Perfil: Conheça Magda Donato, jornalista espanhola que se internou em um manicômio para contar a história do lugar




Trocando de identidade para chegar aonde queria, indo a restaurantes populares públicos como uma viúva com fome ou entrando na cadeia como modista violenta, Magda Donato fez jornalismo


Não se interessava por entrevistas nem visitas. Precisava de muito mais porque com ela o jornalismo de ir, ver e contar adquiria outros matizes, outras faces. Sua verdade só podia entrar por todos os sentidos ao mesmo tempo e, para isso, é preciso ir, mentir e permanecer, antes de contar.
Carmen Eva Nelken nasceu em 1898 no seio de uma família judia.
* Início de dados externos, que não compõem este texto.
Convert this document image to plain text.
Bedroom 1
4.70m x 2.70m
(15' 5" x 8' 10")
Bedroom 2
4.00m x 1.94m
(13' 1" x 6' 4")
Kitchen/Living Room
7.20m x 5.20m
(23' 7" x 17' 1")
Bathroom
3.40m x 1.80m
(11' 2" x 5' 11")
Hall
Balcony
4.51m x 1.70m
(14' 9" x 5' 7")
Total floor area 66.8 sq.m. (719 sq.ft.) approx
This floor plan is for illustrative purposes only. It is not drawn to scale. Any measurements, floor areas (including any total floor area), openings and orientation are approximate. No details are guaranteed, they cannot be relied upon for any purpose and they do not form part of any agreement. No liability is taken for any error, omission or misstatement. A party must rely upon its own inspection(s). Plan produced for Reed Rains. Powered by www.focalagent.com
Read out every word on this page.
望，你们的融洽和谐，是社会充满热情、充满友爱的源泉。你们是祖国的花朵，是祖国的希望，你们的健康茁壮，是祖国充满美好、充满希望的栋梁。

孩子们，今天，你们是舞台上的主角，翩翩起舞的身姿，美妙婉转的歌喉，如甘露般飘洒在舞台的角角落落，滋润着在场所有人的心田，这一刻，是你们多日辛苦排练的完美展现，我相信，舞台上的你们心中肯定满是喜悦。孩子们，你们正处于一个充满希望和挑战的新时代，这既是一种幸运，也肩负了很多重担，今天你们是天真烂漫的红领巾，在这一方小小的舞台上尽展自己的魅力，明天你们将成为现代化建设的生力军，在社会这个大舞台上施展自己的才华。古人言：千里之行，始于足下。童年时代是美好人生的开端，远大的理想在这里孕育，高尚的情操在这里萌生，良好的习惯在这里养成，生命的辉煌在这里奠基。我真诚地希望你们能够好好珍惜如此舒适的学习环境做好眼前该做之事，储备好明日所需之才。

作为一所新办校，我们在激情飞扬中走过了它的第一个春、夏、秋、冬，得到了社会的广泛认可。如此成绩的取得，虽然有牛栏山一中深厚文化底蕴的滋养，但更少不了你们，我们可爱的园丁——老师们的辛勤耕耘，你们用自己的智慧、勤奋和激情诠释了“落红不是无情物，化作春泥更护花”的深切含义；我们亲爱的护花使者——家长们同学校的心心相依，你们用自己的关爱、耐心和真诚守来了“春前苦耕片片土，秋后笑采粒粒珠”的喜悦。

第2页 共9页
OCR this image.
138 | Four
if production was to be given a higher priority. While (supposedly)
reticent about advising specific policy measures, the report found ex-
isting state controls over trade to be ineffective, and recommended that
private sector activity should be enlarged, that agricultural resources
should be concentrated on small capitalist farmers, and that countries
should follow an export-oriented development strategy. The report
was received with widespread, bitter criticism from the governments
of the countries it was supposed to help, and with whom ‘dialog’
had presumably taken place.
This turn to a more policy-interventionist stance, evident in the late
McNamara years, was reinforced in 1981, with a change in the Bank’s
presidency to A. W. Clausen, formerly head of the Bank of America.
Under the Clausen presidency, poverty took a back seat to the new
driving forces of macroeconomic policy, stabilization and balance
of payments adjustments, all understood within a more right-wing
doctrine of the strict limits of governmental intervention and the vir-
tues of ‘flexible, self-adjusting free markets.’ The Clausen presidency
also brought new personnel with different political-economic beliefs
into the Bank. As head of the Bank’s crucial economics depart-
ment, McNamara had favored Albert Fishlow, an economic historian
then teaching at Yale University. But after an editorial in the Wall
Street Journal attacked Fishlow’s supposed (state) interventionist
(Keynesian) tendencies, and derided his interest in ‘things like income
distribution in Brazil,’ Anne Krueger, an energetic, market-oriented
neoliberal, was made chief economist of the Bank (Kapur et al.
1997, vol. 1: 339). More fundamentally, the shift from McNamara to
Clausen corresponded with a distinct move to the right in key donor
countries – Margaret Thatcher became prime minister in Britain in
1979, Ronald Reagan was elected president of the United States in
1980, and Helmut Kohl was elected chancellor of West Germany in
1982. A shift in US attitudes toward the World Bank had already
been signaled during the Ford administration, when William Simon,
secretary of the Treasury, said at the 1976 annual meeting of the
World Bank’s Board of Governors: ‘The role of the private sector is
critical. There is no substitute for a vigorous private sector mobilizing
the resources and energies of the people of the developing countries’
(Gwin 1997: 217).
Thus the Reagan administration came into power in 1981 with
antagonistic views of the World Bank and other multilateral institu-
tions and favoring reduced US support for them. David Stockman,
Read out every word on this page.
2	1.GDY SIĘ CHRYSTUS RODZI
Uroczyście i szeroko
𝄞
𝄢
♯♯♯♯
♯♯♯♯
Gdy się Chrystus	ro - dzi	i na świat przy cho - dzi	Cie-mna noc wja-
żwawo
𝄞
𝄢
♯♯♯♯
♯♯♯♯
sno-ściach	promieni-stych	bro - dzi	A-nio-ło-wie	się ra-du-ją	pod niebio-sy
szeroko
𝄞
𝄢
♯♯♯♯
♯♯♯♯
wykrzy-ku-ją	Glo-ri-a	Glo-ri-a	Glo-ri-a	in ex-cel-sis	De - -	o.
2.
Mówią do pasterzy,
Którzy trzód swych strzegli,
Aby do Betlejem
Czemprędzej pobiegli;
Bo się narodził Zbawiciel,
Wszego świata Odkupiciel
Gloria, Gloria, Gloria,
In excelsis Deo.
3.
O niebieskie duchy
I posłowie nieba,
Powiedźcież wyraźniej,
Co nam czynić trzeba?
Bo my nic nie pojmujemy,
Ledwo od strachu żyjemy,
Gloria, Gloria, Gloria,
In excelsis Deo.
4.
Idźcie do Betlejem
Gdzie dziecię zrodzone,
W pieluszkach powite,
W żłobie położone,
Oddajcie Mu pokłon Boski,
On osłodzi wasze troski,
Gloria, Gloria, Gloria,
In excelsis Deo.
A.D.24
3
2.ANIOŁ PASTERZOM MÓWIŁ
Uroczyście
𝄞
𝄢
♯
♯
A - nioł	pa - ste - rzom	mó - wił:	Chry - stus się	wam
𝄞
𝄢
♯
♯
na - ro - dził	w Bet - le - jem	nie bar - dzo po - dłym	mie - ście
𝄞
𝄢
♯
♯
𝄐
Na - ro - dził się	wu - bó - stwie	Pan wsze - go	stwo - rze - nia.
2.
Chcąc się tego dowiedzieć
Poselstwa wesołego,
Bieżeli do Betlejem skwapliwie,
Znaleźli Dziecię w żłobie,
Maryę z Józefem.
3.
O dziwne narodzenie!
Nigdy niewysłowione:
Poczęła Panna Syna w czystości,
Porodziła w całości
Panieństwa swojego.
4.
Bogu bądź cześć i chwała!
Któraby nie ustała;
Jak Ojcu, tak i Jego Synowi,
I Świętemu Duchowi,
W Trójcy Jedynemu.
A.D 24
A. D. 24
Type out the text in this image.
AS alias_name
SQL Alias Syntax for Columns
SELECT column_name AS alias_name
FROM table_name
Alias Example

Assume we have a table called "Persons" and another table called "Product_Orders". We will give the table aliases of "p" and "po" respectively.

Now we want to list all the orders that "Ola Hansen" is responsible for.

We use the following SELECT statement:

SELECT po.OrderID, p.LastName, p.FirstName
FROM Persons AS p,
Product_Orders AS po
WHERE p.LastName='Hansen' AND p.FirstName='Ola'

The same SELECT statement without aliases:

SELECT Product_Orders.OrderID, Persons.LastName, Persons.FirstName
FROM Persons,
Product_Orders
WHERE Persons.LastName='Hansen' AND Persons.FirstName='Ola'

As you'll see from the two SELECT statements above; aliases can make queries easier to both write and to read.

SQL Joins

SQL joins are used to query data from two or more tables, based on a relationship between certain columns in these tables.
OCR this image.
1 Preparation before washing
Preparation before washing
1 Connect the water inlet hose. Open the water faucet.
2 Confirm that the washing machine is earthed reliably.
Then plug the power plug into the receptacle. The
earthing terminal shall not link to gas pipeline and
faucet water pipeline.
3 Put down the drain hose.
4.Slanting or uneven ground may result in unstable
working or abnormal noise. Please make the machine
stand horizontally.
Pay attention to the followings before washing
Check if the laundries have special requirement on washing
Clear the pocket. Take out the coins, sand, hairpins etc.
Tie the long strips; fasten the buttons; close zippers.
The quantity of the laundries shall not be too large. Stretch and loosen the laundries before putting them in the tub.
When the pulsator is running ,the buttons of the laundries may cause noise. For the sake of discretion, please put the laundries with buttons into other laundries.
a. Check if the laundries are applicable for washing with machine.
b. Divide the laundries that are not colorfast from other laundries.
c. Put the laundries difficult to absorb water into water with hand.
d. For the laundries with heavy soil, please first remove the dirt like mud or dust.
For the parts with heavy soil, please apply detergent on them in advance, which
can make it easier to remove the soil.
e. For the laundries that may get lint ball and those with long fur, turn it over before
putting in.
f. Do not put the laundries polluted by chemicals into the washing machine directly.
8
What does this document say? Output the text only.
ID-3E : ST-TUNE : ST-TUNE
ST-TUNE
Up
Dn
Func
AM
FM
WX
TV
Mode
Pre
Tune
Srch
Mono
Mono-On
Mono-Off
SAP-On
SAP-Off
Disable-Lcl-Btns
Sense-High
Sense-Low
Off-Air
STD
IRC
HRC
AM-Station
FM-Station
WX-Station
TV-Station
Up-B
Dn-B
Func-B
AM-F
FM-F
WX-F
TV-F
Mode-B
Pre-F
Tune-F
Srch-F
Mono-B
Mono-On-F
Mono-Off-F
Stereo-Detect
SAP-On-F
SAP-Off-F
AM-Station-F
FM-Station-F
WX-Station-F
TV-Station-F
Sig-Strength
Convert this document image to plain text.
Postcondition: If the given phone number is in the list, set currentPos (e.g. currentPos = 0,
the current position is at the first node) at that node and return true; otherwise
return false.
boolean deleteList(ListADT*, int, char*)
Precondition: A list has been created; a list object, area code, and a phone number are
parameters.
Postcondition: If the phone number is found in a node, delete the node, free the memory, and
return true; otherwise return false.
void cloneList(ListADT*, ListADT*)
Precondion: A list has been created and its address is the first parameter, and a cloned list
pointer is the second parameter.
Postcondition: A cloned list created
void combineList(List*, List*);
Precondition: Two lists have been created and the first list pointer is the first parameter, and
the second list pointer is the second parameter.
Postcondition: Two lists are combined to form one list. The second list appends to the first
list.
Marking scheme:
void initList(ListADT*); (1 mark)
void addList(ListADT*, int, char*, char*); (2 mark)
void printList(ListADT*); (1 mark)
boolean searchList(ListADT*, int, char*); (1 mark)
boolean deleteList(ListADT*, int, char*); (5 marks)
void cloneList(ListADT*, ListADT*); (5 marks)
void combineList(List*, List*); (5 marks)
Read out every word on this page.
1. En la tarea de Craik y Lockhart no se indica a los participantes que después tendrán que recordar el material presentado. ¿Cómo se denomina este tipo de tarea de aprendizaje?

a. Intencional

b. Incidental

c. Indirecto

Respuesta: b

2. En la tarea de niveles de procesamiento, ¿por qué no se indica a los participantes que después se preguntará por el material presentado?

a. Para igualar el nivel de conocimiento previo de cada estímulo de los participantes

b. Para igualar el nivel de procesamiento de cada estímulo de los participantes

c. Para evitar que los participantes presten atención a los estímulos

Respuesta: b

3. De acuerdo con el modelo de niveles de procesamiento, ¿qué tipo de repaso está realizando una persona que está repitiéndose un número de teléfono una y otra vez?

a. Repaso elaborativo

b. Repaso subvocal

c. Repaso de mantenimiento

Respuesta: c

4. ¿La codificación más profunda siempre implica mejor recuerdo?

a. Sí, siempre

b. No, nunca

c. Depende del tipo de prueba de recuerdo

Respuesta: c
De pai alemão e mãe francesa, cresceu ofuscada por sua irmã mais velha, Margarita Nelken, que se tornaria uma das primeiras deputadas espanholas. Para que ninguém relacionasse suas conquistas com o sobrenome, Carmen decidiu assinar como Magda Donato, o pseudônimo com que ainda é (des)conhecida.
Fotos: Reprodução/Yorokobu
Para que ninguém relacionasse suas conquistas com o sobrenome, Carmen  Eva Nelken, filha de uma deputada, decidiu assinar como Magda Donato Duas paixões regiam a vida de Magda Donato: o teatro e o jornalismo. Tudo o que fez ao longo da vida foi harmonizá-las. Trocando de identidade para chegar aonde queria, indo a restaurantes populares públicos como uma viúva com fome ou entrando na cadeia como modista violenta, conseguiu fazer jornalismo sem renunciar à interpretação.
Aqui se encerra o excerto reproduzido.